Amandla on set, by Valheria Rocha.

The Hate U Give, out in theaters today, is a film adaption of the New York Times bestselling novel by Angie Thomas. It was a book I’d heard so much about by young and adult readers alike. The book (and film) tell the story of Starr Carter, a teenage girl who attends a predominantly white prep school while also living in Garden Heights, a Black working class community. She’s in the car when the police murder her friend Khalil and, as the only witness, she must make a choice to be his voice and deal with the consequences of that decision. My favorite aspect of the film is the portrayal of Black community and family. It’s wholly authentic and akin to my own experiences. The moments that shine brightest to me revolve around the Carter family table. Conversations about race and what it means to exist in this world go hand in hand with jokes and laughter. The Hate U Give doesn’t turn a blind eye to the trauma of extrajudicial killing, but rather places it front and center, while showcasing the push and pull of Starr’s interior self as she tries not only to survive, but to do right by her friend in death as she had in life. I talked to Amandla Stenberg about the weight of bringing a character like Starr to life, the parallels between herself and the film, and taking care of oneself in the midst of such heavy subject matter.

TAYLER MONTAGUE: How did you get involved in the project?
AMANDLA STENBERG: I actually got an early manuscript of the book before it was even published. I’d gotten it because my mom has a friend who is a young adult fiction author and she had heard a lot of buzz about this one particular manuscript that there were bidding wars happening over. She had gotten her hands on a copy of it and passed it along to me because she felt that I would really relate to it because the story mirrored my own life in so many different ways. So I first read it then and fell in love with the book, and how poignant it was to see this story that was essentially a story about police brutality put into a personal narrative; but there is so much nuance to what it explores in terms of code-switching and identity, and finding your strength in your power and your truth in the midst of a lot of discrimination and institutional racism.

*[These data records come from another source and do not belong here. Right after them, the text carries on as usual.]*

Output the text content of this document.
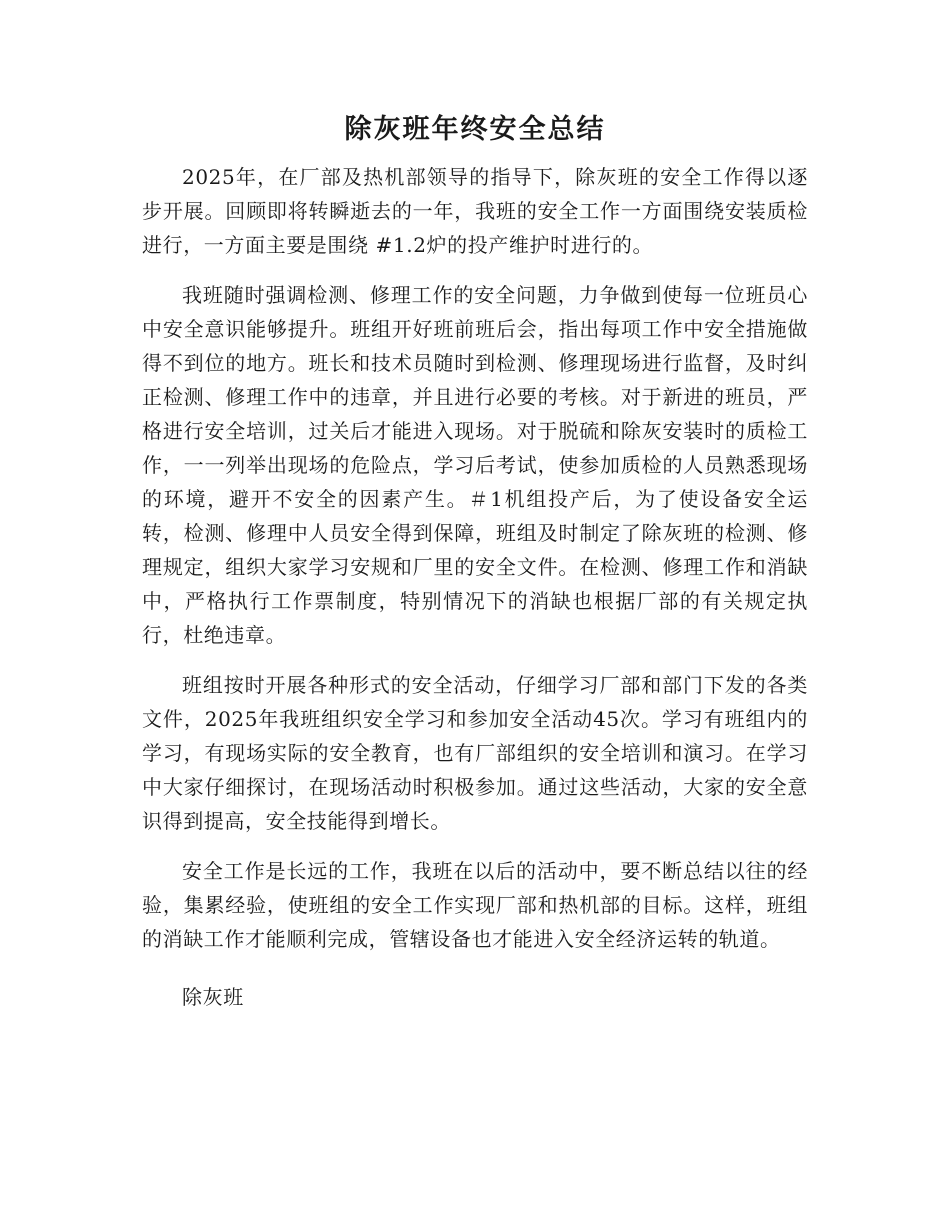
除灰班年终安全总结

2025年，在厂部及热机部领导的指导下，除灰班的安全工作得以逐步开展。回顾即将转瞬逝去的一年，我班的安全工作一方面围绕安装质检进行，一方面主要是围绕 #1.2炉的投产维护时进行的。

我班随时强调检测、修理工作的安全问题，力争做到使每一位班员心中安全意识能够提升。班组开好班前班后会，指出每项工作中安全措施做得不到位的地方。班长和技术员随时到检测、修理现场进行监督，及时纠正检测、修理工作中的违章，并且进行必要的考核。对于新进的班员，严格进行安全培训，过关后才能进入现场。对于脱硫和除灰安装时的质检工作，一一列举出现场的危险点，学习后考试，使参加质检的人员熟悉现场的环境，避开不安全的因素产生。＃1机组投产后，为了使设备安全运转，检测、修理中人员安全得到保障，班组及时制定了除灰班的检测、修理规定，组织大家学习安规和厂里的安全文件。在检测、修理工作和消缺中，严格执行工作票制度，特别情况下的消缺也根据厂部的有关规定执行，杜绝违章。

班组按时开展各种形式的安全活动，仔细学习厂部和部门下发的各类文件，2025年我班组织安全学习和参加安全活动45次。学习有班组内的学习，有现场实际的安全教育，也有厂部组织的安全培训和演习。在学习中大家仔细探讨，在现场活动时积极参加。通过这些活动，大家的安全意识得到提高，安全技能得到增长。

安全工作是长远的工作，我班在以后的活动中，要不断总结以往的经验，集累经验，使班组的安全工作实现厂部和热机部的目标。这样，班组的消缺工作才能顺利完成，管辖设备也才能进入安全经济运转的轨道。

除灰班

Shortly after, I heard that FOX was optioning it to turn it into a movie and I chased it really heavily and signed on really early in the process basically without even auditioning. They were interested in having me be a part of it in order to aid the process of packaging the film, and to get a budget and get it greenlit. So yeah, I became a part of it really early on, but then as we got closer to production, they asked me to audition for the role. Essentially, I reauditioned even though I had been in the process for a while, and been in the writing room, and been kind of workshopping the character and collaborating with the director. They just wanted to ensure I had what it took to play this role, but it was amazing because it led to the formation of what the character is now, and allowed me the time and the space to really prove I could carry the weight again on my shoulders. It felt very apparent as soon as we got in that audition room that this was right, and it was synchronistic, and it was gonna be special. We went into production shortly after that, and now the movie is coming out, so it’s been a several year journey to get to this point.

When you were talking about how the book and Starr’s character in particular mirrored your life, could you elaborate more on that?

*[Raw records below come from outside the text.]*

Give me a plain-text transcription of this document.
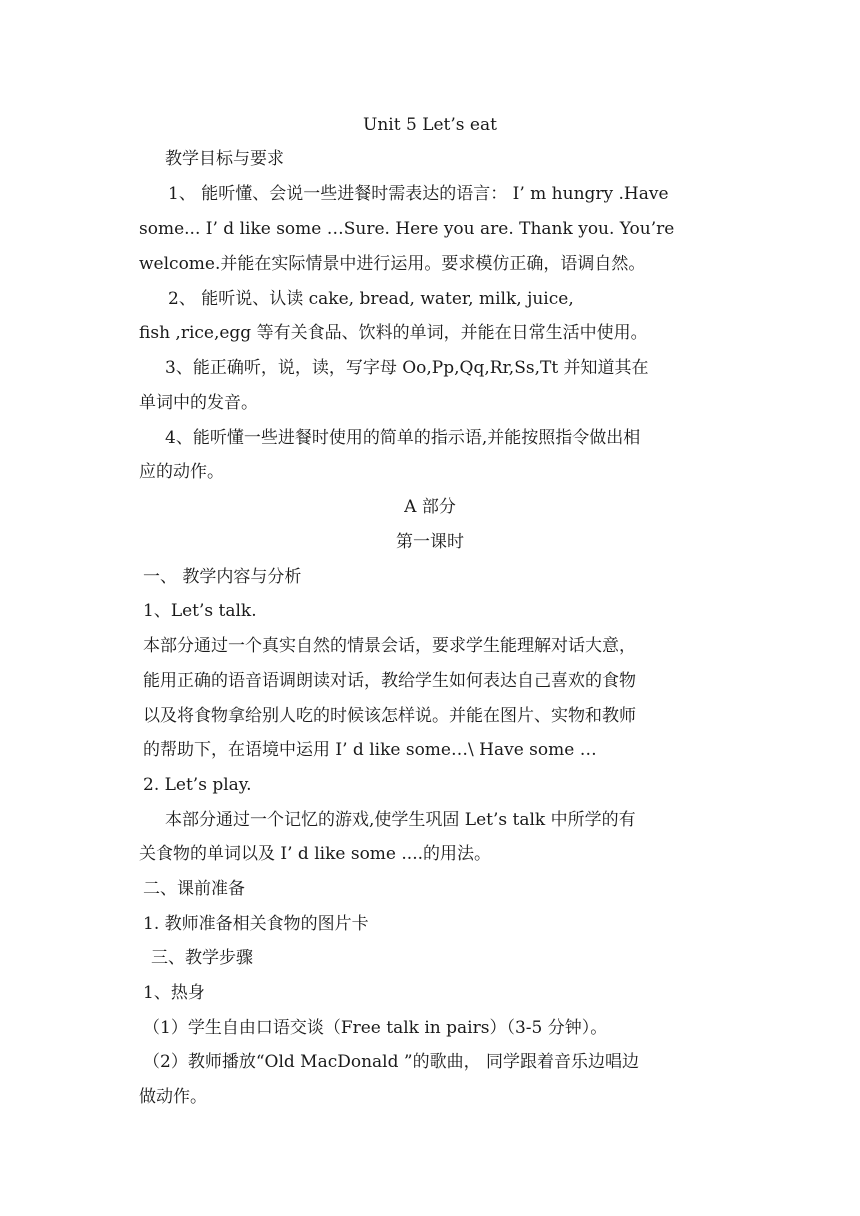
Unit 5 Let’s eat

教学目标与要求

1、 能听懂、会说一些进餐时需表达的语言： I’ m hungry .Have

some... I’ d like some …Sure. Here you are. Thank you. You’re

welcome.并能在实际情景中进行运用。要求模仿正确，语调自然。

2、 能听说、认读 cake, bread, water, milk, juice,

fish ,rice,egg 等有关食品、饮料的单词，并能在日常生活中使用。

3、能正确听，说，读，写字母 Oo,Pp,Qq,Rr,Ss,Tt 并知道其在

单词中的发音。

4、能听懂一些进餐时使用的简单的指示语,并能按照指令做出相

应的动作。

A 部分

第一课时

一、 教学内容与分析

1、Let’s talk.

本部分通过一个真实自然的情景会话，要求学生能理解对话大意，

能用正确的语音语调朗读对话，教给学生如何表达自己喜欢的食物

以及将食物拿给别人吃的时候该怎样说。并能在图片、实物和教师

的帮助下，在语境中运用 I’ d like some…\ Have some …

2. Let’s play.

本部分通过一个记忆的游戏,使学生巩固 Let’s talk 中所学的有

关食物的单词以及 I’ d like some ....的用法。

二、课前准备

1. 教师准备相关食物的图片卡

三、教学步骤

1、热身

（1）学生自由口语交谈（Free talk in pairs）（3-5 分钟）。

（2）教师播放“Old MacDonald ”的歌曲， 同学跟着音乐边唱边

做动作。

So Starr has grown up in a lower income Black community, but attends a white private school, with mainly privileged white kids who don’t understand her experience. But at the same time, she authentically inhabits that space because she has been going to that school since she was ten. That was really similar to my experience–I grew up in Leimert Park in LA, and drove an hour and a half in the morning to get to my school across town that was attended mostly by white privileged kids, and at the age of ten, I had a kind of reckoning and came to realize that I needed to alter how I presented myself in order to fit into that space. It required me to kind of have this dual identity. As I got older, I realized that I didn’t need to split myself into two parts, and that I was a cohesive, nuanced person. It’s often necessary for us–as people of color, or marginalized people, or gay people, or whatever area of identity that may be–to learn the language of code-switching and making those parts of ourselves more accessible in order to survive and succeed in whatever environment we find ourselves in. So, I had that experience really early on, and it’s something I still experience navigating Hollywood, which is a historically white institution. I felt like I could pull from my experiences growing up, in terms of playing that character, and I could pull from the experiences I’m having now.

In terms of pulling from those experiences, I know this is something that probably came up a lot in the workshopping process, and I was wondering if you could give us a behind-the-scenes look of what it feels like to workshop the script further?

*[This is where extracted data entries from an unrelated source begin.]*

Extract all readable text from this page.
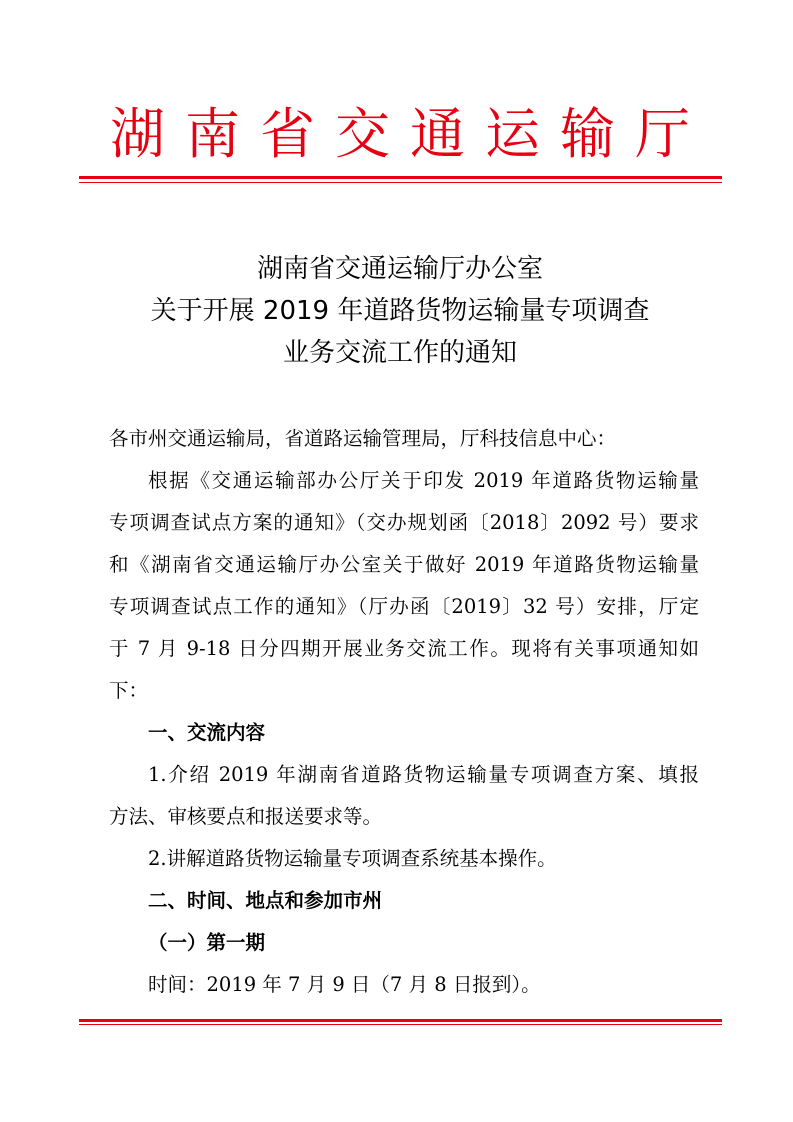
湖南省交通运输厅
湖南省交通运输厅办公室
关于开展 2019 年道路货物运输量专项调查
业务交流工作的通知
各市州交通运输局，省道路运输管理局，厅科技信息中心：
根据《交通运输部办公厅关于印发 2019 年道路货物运输量
专项调查试点方案的通知》（交办规划函〔2018〕2092 号）要求
和《湖南省交通运输厅办公室关于做好 2019 年道路货物运输量
专项调查试点工作的通知》（厅办函〔2019〕32 号）安排，厅定
于 7 月 9-18 日分四期开展业务交流工作。现将有关事项通知如
下：
一、交流内容
1.介绍 2019 年湖南省道路货物运输量专项调查方案、填报
方法、审核要点和报送要求等。
2.讲解道路货物运输量专项调查系统基本操作。
二、时间、地点和参加市州
（一）第一期
时间：2019 年 7 月 9 日（7 月 8 日报到）。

We ended up creating a chart that dictated where Starr was in the spectrum of how she was presenting herself, depending on her environment. We would use code words, either from the book or from my own life, that we could reference easily on set. So, if we want to speak to the person that I am, the person that Starr is, when she was navigating the neighborhood that she comes from, we’d say ‘Leimert,’ we would say ‘Garden Heights.’ And then, when we were talking about how Starr presents herself when she is in a white environment, or having to make herself more accessible to white people–or at least the way she thinks she has to–we would reference ‘Williamson,’ which is the school Starr goes to, or ‘Wildwood,’ which is the school that I went to. So, we had a spectrum of mannerisms, of identity, that kind of traversed those two identities, and everything that exists in between. I think we had a total of five distinct scales on the spectrum of identity.